In the following code, at i^th iteration, we are counting number of included pairs of arcs in which one of the pairs has its left end-point at the current
index. We will use binary indexed tree to query and update the value for the current index.
Pseudo code
long long S1 = 0;
for (int i = 1; i <= n; i++)
if (c[a[i]] <= 300) {
int j = positions[a[i]].size() - 1;
int intervals = 0;
while (positions[a[i]][j] > i){
intervals++;
S1 += bit_query(positions[a[i]][j]);
bit_update(positions[a[i]][j], -1);
j--;
}
bit_update(i, intervals);
j--;
intervals = 0;
while (j >= 0){
intervals++;
bit_update(positions[a[i]][j], -1);
j--;
}
bit_update(i, intervals);
}
// now we will remove pairs of kind AAAA.
for (int i = 1; i <= n; i++)
if (c[a[i]] <= 300)
S1 -= nCr(c[a[i]], 4);
Calculating S2
Now we need to count pairs of arcs of kind AABB. Note that we can do this by using a simple dynamic programming algorithm.

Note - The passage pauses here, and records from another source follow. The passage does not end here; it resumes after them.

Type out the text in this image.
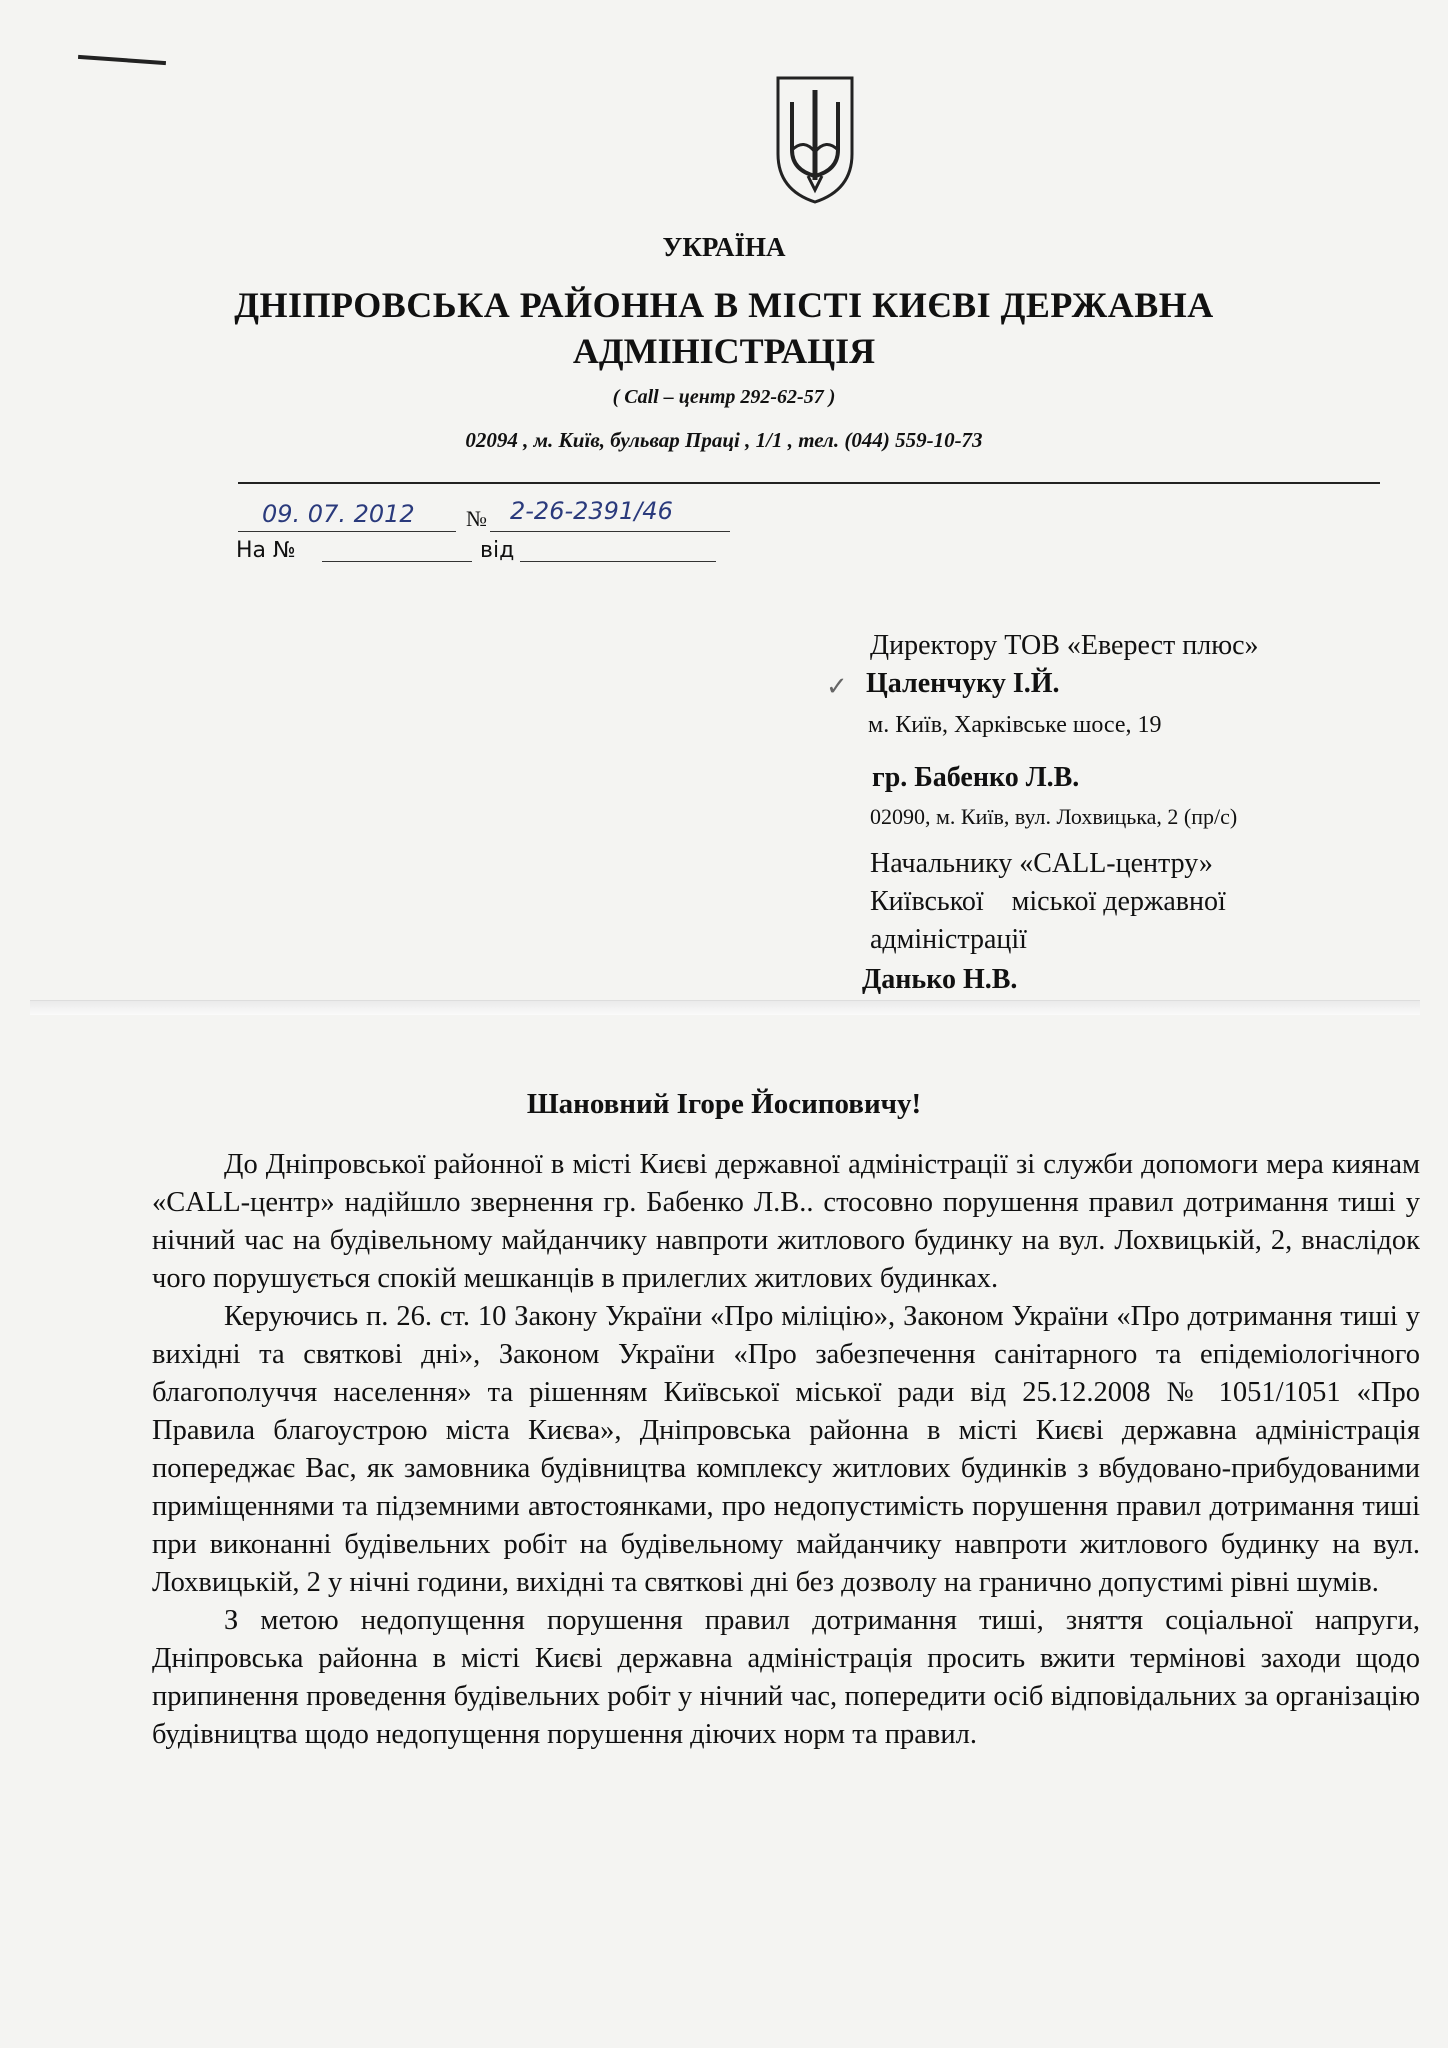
УКРАЇНА
ДНІПРОВСЬКА РАЙОННА В МІСТІ КИЄВІ ДЕРЖАВНА
АДМІНІСТРАЦІЯ
( Call – центр 292-62-57 )
02094 , м. Київ, бульвар Праці , 1/1 , тел. (044) 559-10-73
09. 07. 2012 № 2-26-2391/46
На №	від
Директору ТОВ «Еверест плюс»
Цаленчуку І.Й.
м. Київ, Харківське шосе, 19
гр. Бабенко Л.В.
02090, м. Київ, вул. Лохвицька, 2 (пр/с)
Начальнику «CALL-центру»
Київської    міської державної
адміністрації
Данько Н.В.
✓
Шановний Ігоре Йосиповичу!

До Дніпровської районної в місті Києві державної адміністрації зі служби допомоги мера киянам «CALL-центр» надійшло звернення гр. Бабенко Л.В.. стосовно порушення правил дотримання тиші у нічний час на будівельному майданчику навпроти житлового будинку на вул. Лохвицькій, 2, внаслідок чого порушується спокій мешканців в прилеглих житлових будинках.

Керуючись п. 26. ст. 10 Закону України «Про міліцію», Законом України «Про дотримання тиші у вихідні та святкові дні», Законом України «Про забезпечення санітарного та епідеміологічного благополуччя населення» та рішенням Київської міської ради від 25.12.2008 № 1051/1051 «Про Правила благоустрою міста Києва», Дніпровська районна в місті Києві державна адміністрація попереджає Вас, як замовника будівництва комплексу житлових будинків з вбудовано-прибудованими приміщеннями та підземними автостоянками, про недопустимість порушення правил дотримання тиші при виконанні будівельних робіт на будівельному майданчику навпроти житлового будинку на вул. Лохвицькій, 2 у нічні години, вихідні та святкові дні без дозволу на гранично допустимі рівні шумів.

З метою недопущення порушення правил дотримання тиші, зняття соціальної напруги, Дніпровська районна в місті Києві державна адміністрація просить вжити термінові заходи щодо припинення проведення будівельних робіт у нічний час, попередити осіб відповідальних за організацію будівництва щодо недопущення порушення діючих норм та правил.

Let us define dp[i] = number of pairs of excluded arcs such that right arc has its right end point at the current index i.
Let us assume that we are currently as position i, let us say color at position i is x. Suppose j 1 , j 2 , j k
be the positions < i where color is same as x. So we can chose one of these indices as left point of current/right arc and our index i will act as
right end point of current/right arc.
So dp[i] = (number of arcs from 1 to j 1 - 1) + (number of arcs from 1 to j 2 - 1) + … +
(number of arcs from 1 to j k - 1).
Now only thing that we need to find is how to calculate number of arcs from 1 to j.
This part is very easy and can be done by a simple dp.
DP[i] = DP[i - 1] + cnt of number of indices j such that a[j] = a[i] (both i and j have same color).
So dp[i] = DP[j 1 - 1] + DP[j 2 - 1] + . . + DP[j k - 1].
Now we can use binary indexed tree to compute this value faster. Overall complexity of this computation will be O(n log n).
Using previous formulas, we can easily compute S3 which will be our answer of the problem.
Complexity
The complexity of the algorithm is N * sqrt(N) or 300 * N (as we have fixed value 300 instead of sqrt(N)), which will easily pass in the time limit.
Note
If some of the sections of the editorial is not clear to you, please ask for more explanation, I will add it on tomorrow (tuesday).